Atallah Ehab, Garcia-Manero Guillermo
Department of Leukemia, The University of Texas M. D. Anderson Cancer Center, Houston, TX 77030, USA.
Clin Adv Hematol Oncol. 2007 Jul;5(7):544-52.
Aberrant DNA methylation is one of the molecular hallmarks of cancer and leukemia. By repressing gene expression, it is considered a functional equivalent to the physical inactivation of tumor suppressor genes by deletions or mutations. To clinically exploit this process, compounds with DNA hypomethylating properties have been evaluated both in the laboratory and the clinic. Two such agents, 5-azacytidine and 5-aza-2'-deoxycytidine, are currently approved by the US Food and Drug Administration for the treatment of patients with myelodysplastic syndromes. Ongoing studies are evaluating alternative dosing schedules for these drugs and the activity and safety of this class of agent in combination with histone deacetylase inhibitors. Here we summarize the experience of hypomethylating agents in myelodysplastic syndromes.
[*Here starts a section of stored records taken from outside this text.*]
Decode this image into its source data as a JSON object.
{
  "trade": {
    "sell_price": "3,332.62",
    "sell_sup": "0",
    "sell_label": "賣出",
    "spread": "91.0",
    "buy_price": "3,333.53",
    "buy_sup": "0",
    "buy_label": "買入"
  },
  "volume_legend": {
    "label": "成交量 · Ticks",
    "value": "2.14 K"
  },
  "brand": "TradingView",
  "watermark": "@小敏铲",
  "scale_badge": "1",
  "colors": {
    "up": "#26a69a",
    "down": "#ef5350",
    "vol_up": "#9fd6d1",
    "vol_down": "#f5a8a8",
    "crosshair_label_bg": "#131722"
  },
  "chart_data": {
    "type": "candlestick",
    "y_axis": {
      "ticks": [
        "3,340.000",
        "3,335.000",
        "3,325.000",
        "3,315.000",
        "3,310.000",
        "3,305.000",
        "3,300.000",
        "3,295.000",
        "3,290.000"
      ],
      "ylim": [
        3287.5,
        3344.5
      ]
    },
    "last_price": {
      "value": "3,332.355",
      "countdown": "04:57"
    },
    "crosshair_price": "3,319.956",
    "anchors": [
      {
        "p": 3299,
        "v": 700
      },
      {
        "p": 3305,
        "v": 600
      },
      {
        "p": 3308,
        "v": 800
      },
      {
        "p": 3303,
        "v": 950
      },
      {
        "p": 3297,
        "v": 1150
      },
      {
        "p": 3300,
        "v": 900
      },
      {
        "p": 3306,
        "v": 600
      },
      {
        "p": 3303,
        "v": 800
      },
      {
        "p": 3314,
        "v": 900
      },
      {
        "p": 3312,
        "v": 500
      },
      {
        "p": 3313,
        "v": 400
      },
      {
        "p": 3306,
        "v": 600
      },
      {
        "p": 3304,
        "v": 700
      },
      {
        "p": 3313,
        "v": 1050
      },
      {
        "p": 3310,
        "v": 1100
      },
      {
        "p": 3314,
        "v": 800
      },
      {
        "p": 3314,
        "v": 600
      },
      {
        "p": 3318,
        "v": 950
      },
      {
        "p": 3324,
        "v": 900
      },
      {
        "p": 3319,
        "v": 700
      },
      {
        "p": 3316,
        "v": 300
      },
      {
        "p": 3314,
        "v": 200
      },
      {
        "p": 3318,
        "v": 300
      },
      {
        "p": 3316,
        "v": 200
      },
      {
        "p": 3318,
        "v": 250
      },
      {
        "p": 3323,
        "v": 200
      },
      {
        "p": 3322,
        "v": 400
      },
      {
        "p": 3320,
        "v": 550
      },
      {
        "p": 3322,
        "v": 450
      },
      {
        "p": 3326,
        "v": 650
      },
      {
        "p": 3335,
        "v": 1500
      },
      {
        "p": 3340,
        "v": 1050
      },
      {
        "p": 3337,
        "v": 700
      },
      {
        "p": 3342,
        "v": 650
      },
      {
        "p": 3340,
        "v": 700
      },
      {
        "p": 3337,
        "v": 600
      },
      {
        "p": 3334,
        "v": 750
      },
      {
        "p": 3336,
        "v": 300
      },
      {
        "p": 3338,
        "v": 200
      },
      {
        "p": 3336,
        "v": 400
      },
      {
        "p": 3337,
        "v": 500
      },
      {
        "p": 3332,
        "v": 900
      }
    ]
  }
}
异常DNA甲基化是癌症和白血病的分子特征之一。通过抑制基因表达,它被认为在功能上等同于肿瘤抑制基因因缺失或突变而发生的物理失活。为了在临床上利用这一过程,具有DNA低甲基化特性的化合物已在实验室和临床中进行了评估。两种这样的药物,5-氮杂胞苷和5-aza-2'-脱氧胞苷,目前已被美国食品药品监督管理局批准用于治疗骨髓增生异常综合征患者。正在进行的研究正在评估这些药物的替代给药方案以及这类药物与组蛋白脱乙酰酶抑制剂联合使用时的活性和安全性。在此,我们总结了低甲基化药物在骨髓增生异常综合征中的应用经验。